I love the late summer months, as the tone begins to change to more russet shades – it’s like the ‘wind down’ to Autumn! However, all does not need to fade.

There is still plenty of room for colour in the late summer months – it just depends on how vibrant you want to go! My combination chosen here, is quietly subtle; with fabulous foliage and a splash of white for a late summer lift.

Hyelotelephium (was Sedum) Autumn Joy

The fleshy mounds of succulent Hyelotelephium (Sedum) leaves are great, structurally, in a garden; front of the border. They are a ‘solid-looking’ plant, with real grounding. Then, the blooms are SO abundant and last for so long, that Sedums give real value to any border.

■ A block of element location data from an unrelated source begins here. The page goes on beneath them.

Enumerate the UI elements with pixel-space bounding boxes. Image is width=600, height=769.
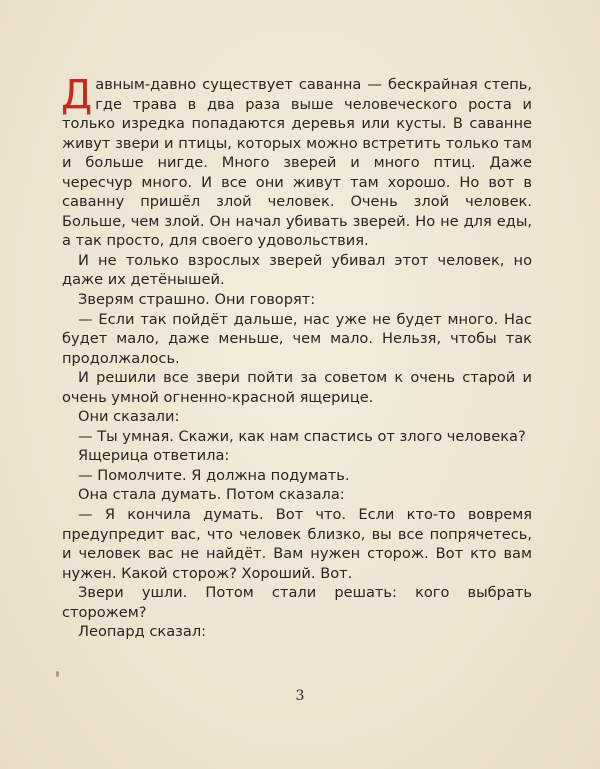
paragraph-6: Они сказали: bbox=[78, 408, 180, 426]
paragraph-11: — Я кончила думать. Вот что. Если кто-то вовремя предупредит вас, что человек близко, вы все попрячетесь, и человек вас не найдёт. Вам нужен сторож. Вот кто вам нужен. Какой сторож? Хороший. Вот. bbox=[62, 506, 532, 582]
paragraph-7: — Ты умная. Скажи, как нам спастись от злого человека? bbox=[78, 427, 526, 445]
paragraph-9: — Помолчите. Я должна подумать. bbox=[78, 466, 350, 484]
paragraph-13: Леопард сказал: bbox=[78, 623, 207, 641]
page-number: 3 bbox=[295, 688, 305, 704]
paragraph-8: Ящерица ответила: bbox=[78, 447, 230, 465]
paragraph-12: Звери ушли. Потом стали решать: кого выбрать сторожем? bbox=[62, 584, 532, 621]
paragraph-1 bbox=[61, 72, 532, 251]
paragraph-2: И не только взрослых зверей убивал этот человек, но даже их детёнышей. bbox=[62, 251, 532, 289]
paragraph-3: Зверям страшно. Они говорят: bbox=[78, 291, 316, 309]
paragraph-4: — Если так пойдёт дальше, нас уже не будет много. Нас будет мало, даже меньше, чем мало. Нельзя, чтобы так продолжалось. bbox=[62, 310, 532, 367]
story-text bbox=[61, 72, 532, 642]
paragraph-10: Она стала думать. Потом сказала: bbox=[78, 486, 345, 504]
drop-cap: Д bbox=[61, 72, 93, 118]
ink-smudge bbox=[56, 671, 59, 677]
paragraph-5: И решили все звери пойти за советом к очень старой и очень умной огненно-красной ящерице. bbox=[62, 369, 532, 406]
paragraph-1-text: авным-давно существует саванна — бескрайная степь, где трава в два раза выше человеческого роста и только изредка попадаются деревья или кусты. В саванне живут звери и птицы, которых можно встретить только там и больше нигде. Много зверей и много птиц. Даже чересчур много. И все они живут там хорошо. Но вот в саванну пришёл злой человек. Очень злой человек. Больше, чем злой. Он начал убивать зверей. Но не для еды, а так просто, для своего удовольствия. bbox=[62, 76, 532, 250]
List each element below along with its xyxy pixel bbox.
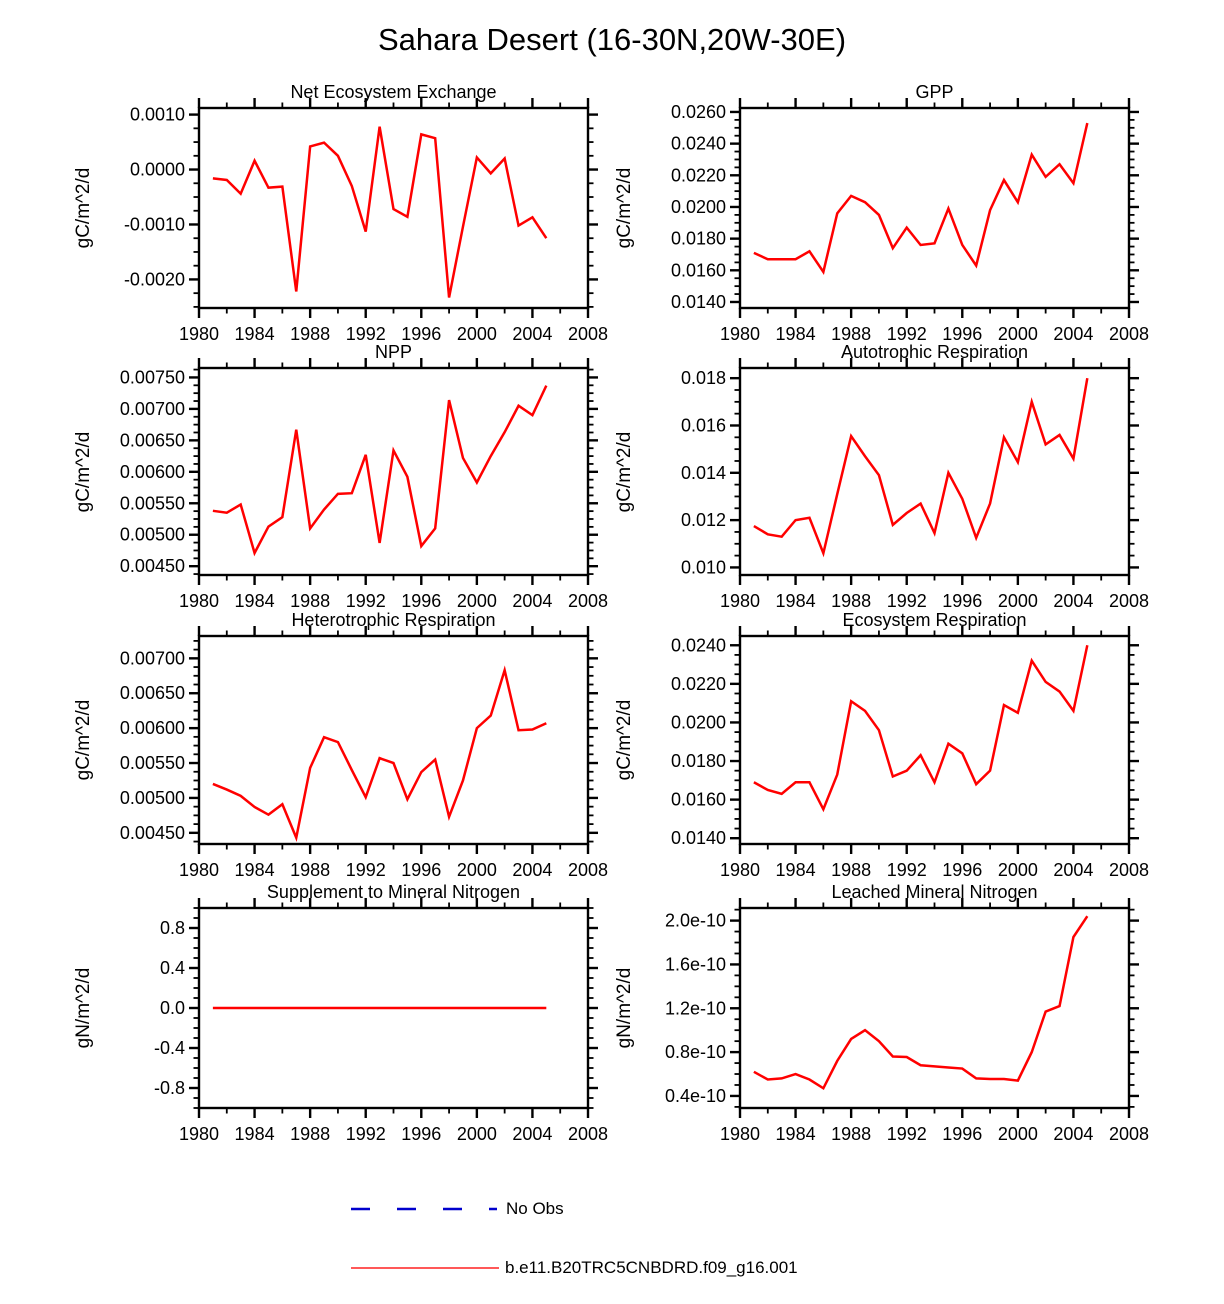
- plot-area: [104, 622, 612, 892]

I love how the tone of Sedum Autumn Joy subtly changes from a pale pinky colour on first emergence, through to a vibrant orangey/red and fading to rusty copper.

Eupatorium Chocolate

It is the LEAVES of this fantastic plant that are so striking, and useful in any border. The dark chocolately/brown tones blend beautifully with the pinks and russets of the Sedum and Echinacea. It sends out an abundance of white flowers, as an added bonus, but really, it is the foliage foil effect that I like to use with this tall, back-of-border plant.

Anemone X Hybrid ‘Honerine Jobert’

This is such a cheerful plant! How could you fail to smile at those nodding white daisy-flowers with the bright yellow stamens? It blends beautifully with almost any other plant, I have found, so it rarely looks out of place.

The wirey stems and pretty flowers nod in the wind, and even when the petals fall, you are left with a lovely little ‘button’ on the stems. Very, very useful as it tolerates shade too!

Melianthus major

This is such a fantastically beautiful foliage plant, The silvery-green leaves are very pretty with their serrated edges and it arches up into your border, in such a graceful way. Added bonus – the quite exotic-looking flower plumes that appear late in the season, and always attract attention!

Hydrangea paniculata ‘Limelight’

There should always be room in a garden for a white hydrangea. Quite grand and statuesque in nature, I always think they give an air of grandeur and formality!

Although, perhaps the more cottagey look of this particular variety is slightly less formal. The blooms are more pointy than a regular hydrangea head – often referred to as the ‘Panicle hydrangea’, and

turn exquisite shades from light green through to creamy white and tinged with pink into the autumn months.



Rachel Mathews
Rachel Mathews

Professional international garden designer for over 30 years. My mission is to de-mystify garden design and make it easy for people to successfully design their own garden - without needing to spend a fortune!

    4 replies to "Planting Combinations – Appealing in August"

    • Roger Shuttleworth

      Wow, I have four of these five already in place! Thanks for the confirmation.
      As a minor point, I think it would help if you added up-to-date nomenclature for the sedum and the eupatorium, since these new names are coming into more frequent use and could cause confusion. Perhaps a “hybrid” designation such as “Sedum (Hyelotelephium) spectabile”? (What a mouthful!)

      • Rachel Mathews

        Thanks, Roger, yes you are absolutely right, I should do that – I can’t stand the new name but that’s no excuse! ;o)

    • Catherine McRae

      I live in zone 9 north Florida. What are some suggestions for over the rail baskets? The ones I have are small.
      Have you looked into Landscape in a box? It is wonderful but it was created for South Florida. They have many types of gardens to choose. And I’m each box are flowers that combine together. It is awesome.

      • Rachel Mathews

        Hi Catherine, I’ve not come across landscape in a box – sounds great. I always like to put plants that are long lived so things like a trailing rosemary or things that will spill over the edges like lavenders. But if you like annuals do you grow things like Petunias? They always have a nice splash of colour.